L'ensemble des catégories professionnelles de l'hôpital, y compris les médecins, dénoncent depuis des mois la logique de destruction de l'hôpital public de la loi Bachelot.
La loi Hôpital-Patients-Santé-Territoires, votée l'été dernier à l'initiative de Bachelot, avait déjà suscité, avant son adoption, une large mobilisation dans le personnel et chez les médecins. Cette loi a pour vocation, non de «promouvoir un système de santé plus efficace», mais de restreindre au maximum la place de l'hôpital public. Il s'agit de développer l'hospitalisation privée, passée dans la dernière décennie dans les mains de grands groupes dont l'appétit est aiguisé par la perspective de combler les vides créés sciemment dans l'hôpital public. La mise en place d'Agences régionales de santé (ARS) par la loi Bachelot donnera à leurs directeurs un pouvoir exorbitant, sans aucun contrôle démocratique, excluant presque complètement les médecins – sans parler des personnels non-médicaux ! – des décisions stratégiques pour l'hôpital.

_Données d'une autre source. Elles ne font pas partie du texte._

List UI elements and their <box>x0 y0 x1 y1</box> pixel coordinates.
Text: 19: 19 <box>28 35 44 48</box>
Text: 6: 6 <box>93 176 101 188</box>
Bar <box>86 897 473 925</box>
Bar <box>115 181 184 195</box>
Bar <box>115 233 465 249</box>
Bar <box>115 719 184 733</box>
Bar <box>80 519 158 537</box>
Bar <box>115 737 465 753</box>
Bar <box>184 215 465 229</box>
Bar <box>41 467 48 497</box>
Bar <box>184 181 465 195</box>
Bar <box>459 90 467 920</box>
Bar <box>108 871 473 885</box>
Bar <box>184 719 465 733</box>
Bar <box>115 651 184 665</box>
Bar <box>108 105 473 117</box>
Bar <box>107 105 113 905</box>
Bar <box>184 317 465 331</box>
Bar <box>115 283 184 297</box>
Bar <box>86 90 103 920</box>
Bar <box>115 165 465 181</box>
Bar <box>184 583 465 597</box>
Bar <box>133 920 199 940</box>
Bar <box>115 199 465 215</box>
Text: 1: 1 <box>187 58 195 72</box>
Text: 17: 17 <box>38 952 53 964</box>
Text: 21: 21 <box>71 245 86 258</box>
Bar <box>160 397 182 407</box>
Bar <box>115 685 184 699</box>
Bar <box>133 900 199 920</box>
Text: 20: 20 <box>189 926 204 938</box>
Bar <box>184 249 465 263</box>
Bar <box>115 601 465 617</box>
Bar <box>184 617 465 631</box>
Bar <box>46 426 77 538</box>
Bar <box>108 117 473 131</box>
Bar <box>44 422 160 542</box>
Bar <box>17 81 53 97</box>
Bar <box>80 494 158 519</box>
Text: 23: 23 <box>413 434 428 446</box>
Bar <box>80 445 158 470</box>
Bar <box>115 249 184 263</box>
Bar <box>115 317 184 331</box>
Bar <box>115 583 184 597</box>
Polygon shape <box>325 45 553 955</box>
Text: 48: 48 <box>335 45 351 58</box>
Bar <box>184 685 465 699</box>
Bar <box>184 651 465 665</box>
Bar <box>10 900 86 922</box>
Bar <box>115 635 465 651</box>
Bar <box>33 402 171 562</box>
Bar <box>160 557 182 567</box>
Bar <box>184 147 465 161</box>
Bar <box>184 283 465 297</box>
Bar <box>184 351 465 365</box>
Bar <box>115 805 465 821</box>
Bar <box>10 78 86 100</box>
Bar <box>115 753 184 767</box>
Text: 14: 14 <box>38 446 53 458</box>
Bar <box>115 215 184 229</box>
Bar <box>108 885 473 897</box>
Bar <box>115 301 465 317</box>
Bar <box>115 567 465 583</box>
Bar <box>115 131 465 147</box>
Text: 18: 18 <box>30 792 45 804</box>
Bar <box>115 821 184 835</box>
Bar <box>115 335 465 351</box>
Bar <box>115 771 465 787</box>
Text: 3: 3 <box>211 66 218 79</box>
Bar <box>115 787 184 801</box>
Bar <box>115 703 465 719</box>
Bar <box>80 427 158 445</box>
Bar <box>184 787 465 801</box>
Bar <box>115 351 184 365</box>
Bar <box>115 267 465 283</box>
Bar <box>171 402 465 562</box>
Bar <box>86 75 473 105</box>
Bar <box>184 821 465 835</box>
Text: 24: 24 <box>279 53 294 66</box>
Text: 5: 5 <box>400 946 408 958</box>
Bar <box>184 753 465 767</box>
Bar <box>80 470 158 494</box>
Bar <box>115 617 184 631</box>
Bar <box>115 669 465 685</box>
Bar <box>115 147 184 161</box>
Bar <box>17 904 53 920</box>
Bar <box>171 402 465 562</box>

C'est ce qui explique, maintenant que cette loi est définitivement adoptée, les mesures d'une brutalité exceptionnelle qui sont annoncées, et les mobilisations qui repartent pour défendre l'hôpital. En région parisienne, l'Assistance publique-Hôpitaux de Paris (APHP) concrétise un plan de regroupement préparé de longue date, qui vise à la fois à supprimer des services qui feraient doublon et à supprimer 4 000 postes d'ici quatre ans. Cela se traduit par des attaques sur des services considérés comme marginaux par les gestionnaires, comme les centres IVG, mais aussi par la suppression de gros services, dans les deux cas sans considération pour le service rendu. Ainsi à Beaujon, à Clichy-la-Garenne (Hauts-de-Seine), on vient d'annoncer que les urgences ne seraient plus ouvertes que le jour, et il n'est guère difficile de deviner que ce n'est qu'une première étape pour un transfert total d'activité dans l'hôpital voisin Bichat, à Paris 18e, dont les urgences sont déjà totalement saturées. Ici, pas de protestation du chef de service, Philippe Juvin. Celui-ci est en effet élu UMP au parlement européen et s'est souvent illustré par ses propos en défense de Bachelot. Lorsqu'un homme était mort faute d'une place à l'hôpital, Juvin avait soutenu dans les médias que la cause n'était pas le manque de moyens mais un problème d'organisation du SAMU...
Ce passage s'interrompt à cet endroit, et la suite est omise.